Several host cell proteins and innate immune cytokines have antiretroviral effects. TRIM5 (a member of the tri-partite motif family of proteins) is a host protein that in some species binds to the retroviral CA in the cytoplasm, generating CA-TRIM5 complexes, which prevents retrovirus uncoating and enhanced proteasomic degredation. Cyclophilin A (a member of the peptidyl proline isomerase superfamily) contributes to retroviral restriction by interacting with TRIM5, and a fusion protein of feline TRIM5 and cyclophilin A in vitro prevented FIV and HIV infection [91,92]. The TRIM5/cyclophilin fusion protein bound the FIV capsid, and enhanced targeting to the proteasome, thereby preventing reverse transcription [93]. Therapy with such constructs may comprise a genetic approach to treatment of lentiviral infection. Additionally naturally occurring restriction factors and antiviral proteins have been described in cats and other species, but have not yet been employed for antiviral therapy.

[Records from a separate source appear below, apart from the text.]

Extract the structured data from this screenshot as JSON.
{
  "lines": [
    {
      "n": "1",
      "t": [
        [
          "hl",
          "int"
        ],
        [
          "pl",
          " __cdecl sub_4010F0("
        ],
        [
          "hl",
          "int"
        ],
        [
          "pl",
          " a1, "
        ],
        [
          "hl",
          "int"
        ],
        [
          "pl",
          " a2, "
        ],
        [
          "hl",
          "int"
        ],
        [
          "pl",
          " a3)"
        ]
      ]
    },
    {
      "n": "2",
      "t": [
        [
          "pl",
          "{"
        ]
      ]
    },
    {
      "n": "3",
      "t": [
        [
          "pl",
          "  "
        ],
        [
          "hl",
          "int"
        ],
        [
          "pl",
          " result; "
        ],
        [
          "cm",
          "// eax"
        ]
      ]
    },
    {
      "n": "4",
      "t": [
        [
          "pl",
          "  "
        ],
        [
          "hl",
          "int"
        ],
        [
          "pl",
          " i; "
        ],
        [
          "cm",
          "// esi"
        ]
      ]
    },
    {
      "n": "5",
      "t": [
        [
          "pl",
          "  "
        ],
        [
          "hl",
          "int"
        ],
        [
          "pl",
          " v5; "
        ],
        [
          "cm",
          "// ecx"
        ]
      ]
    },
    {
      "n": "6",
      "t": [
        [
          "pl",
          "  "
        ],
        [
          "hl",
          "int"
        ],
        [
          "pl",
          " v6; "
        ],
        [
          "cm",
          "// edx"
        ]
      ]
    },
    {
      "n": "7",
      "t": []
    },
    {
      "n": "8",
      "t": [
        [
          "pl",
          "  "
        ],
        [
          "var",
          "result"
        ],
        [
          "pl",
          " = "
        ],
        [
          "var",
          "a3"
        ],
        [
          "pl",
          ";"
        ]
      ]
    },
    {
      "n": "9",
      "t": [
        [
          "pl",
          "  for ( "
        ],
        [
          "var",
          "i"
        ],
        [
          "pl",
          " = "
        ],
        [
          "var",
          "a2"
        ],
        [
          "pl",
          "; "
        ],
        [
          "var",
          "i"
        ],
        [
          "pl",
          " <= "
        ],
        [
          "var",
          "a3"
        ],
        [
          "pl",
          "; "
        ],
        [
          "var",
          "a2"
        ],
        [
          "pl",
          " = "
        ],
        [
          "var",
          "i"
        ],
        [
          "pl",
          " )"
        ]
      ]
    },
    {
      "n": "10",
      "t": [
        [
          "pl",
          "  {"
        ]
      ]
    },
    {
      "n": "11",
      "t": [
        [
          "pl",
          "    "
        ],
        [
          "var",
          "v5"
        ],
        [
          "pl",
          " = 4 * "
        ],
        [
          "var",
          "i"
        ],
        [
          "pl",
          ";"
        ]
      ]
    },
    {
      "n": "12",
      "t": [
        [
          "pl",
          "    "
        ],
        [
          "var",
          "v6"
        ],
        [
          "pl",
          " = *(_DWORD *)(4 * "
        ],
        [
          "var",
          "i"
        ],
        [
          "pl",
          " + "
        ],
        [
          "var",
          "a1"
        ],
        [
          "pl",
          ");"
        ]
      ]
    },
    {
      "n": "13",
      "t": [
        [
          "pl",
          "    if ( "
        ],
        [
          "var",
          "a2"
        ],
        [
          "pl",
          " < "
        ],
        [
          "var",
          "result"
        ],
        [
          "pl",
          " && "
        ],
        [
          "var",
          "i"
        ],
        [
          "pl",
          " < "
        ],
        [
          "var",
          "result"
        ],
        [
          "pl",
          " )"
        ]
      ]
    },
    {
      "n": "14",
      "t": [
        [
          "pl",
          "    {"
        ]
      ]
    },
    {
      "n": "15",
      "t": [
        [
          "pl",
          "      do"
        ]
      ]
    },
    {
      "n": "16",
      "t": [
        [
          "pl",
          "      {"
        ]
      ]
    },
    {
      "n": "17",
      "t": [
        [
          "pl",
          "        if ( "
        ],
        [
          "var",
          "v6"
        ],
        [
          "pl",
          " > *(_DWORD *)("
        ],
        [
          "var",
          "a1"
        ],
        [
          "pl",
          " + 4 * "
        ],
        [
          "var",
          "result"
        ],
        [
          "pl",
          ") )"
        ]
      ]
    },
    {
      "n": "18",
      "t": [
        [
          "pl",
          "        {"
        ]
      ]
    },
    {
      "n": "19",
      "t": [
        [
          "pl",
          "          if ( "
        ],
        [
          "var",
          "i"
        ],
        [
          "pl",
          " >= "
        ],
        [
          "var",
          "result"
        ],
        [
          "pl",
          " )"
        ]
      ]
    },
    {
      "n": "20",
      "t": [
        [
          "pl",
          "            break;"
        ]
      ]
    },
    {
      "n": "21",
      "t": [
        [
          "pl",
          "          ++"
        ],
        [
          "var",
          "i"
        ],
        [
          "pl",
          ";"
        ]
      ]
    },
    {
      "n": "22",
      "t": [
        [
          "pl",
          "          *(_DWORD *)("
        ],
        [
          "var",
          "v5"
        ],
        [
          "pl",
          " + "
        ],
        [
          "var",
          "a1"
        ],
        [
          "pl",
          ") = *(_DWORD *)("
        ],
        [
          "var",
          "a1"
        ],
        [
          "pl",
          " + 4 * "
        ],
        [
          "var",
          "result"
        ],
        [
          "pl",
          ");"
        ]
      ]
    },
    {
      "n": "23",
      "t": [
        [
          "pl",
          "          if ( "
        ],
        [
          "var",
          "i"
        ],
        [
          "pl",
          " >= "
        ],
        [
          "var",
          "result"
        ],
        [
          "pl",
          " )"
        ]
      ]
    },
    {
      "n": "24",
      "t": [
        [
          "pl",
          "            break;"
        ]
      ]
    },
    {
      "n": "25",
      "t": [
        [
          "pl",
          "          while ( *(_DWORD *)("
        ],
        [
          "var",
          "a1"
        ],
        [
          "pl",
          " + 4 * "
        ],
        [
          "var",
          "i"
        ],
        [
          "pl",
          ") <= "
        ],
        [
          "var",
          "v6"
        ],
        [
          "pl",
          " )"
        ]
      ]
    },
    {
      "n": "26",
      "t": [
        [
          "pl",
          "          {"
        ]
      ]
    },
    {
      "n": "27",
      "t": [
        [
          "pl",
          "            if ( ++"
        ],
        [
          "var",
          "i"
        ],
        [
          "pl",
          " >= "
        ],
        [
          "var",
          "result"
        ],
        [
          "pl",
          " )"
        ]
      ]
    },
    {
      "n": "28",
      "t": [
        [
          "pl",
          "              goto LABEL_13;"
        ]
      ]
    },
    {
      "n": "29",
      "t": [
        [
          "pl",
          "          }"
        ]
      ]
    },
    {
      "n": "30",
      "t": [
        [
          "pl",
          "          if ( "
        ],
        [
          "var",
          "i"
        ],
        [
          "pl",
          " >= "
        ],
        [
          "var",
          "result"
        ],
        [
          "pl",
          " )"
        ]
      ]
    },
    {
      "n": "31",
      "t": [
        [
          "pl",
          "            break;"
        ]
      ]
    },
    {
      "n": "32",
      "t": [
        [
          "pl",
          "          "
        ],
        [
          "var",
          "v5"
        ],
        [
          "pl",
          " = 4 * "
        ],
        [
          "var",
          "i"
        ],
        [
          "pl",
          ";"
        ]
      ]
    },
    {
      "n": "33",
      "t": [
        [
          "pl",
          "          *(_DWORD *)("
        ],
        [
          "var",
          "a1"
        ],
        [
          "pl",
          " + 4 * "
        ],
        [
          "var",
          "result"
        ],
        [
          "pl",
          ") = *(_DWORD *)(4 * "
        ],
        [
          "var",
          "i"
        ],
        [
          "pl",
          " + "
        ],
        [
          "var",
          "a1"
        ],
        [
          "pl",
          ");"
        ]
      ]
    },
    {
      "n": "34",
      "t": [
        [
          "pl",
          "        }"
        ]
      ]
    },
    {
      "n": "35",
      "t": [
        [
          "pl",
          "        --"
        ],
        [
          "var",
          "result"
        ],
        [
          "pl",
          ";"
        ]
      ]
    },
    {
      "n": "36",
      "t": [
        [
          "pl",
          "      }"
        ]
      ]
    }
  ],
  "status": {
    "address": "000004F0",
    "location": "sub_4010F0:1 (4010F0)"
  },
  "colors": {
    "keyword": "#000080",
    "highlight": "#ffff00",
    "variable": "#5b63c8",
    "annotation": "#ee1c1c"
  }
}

Interferon omega had inhibitory effects against FIV in vitro, and is licensed to use in FIV-infected cats in some European countries and in Japan. Interferon alpha has also been suggested to improve health and survival of FIV positive cats [52].

Current antiretroviral agents are mostly studied for their effects on HIV. However, because of persistent emergence of drug resistant HIV strains, toxicity of many agents, and the requirement for lifetime therapy, the search for new less toxic and highly efficacious agents continues. Animal models may be very helpful for assessing antiviral properties, and among lentiviruses, FIV infection of cats is a well-established model. However, structural differences in viral proteins, and distinct differences between primates and cats in xenobiotic disposition, restrict the utility of the model to certain agents (Table 3).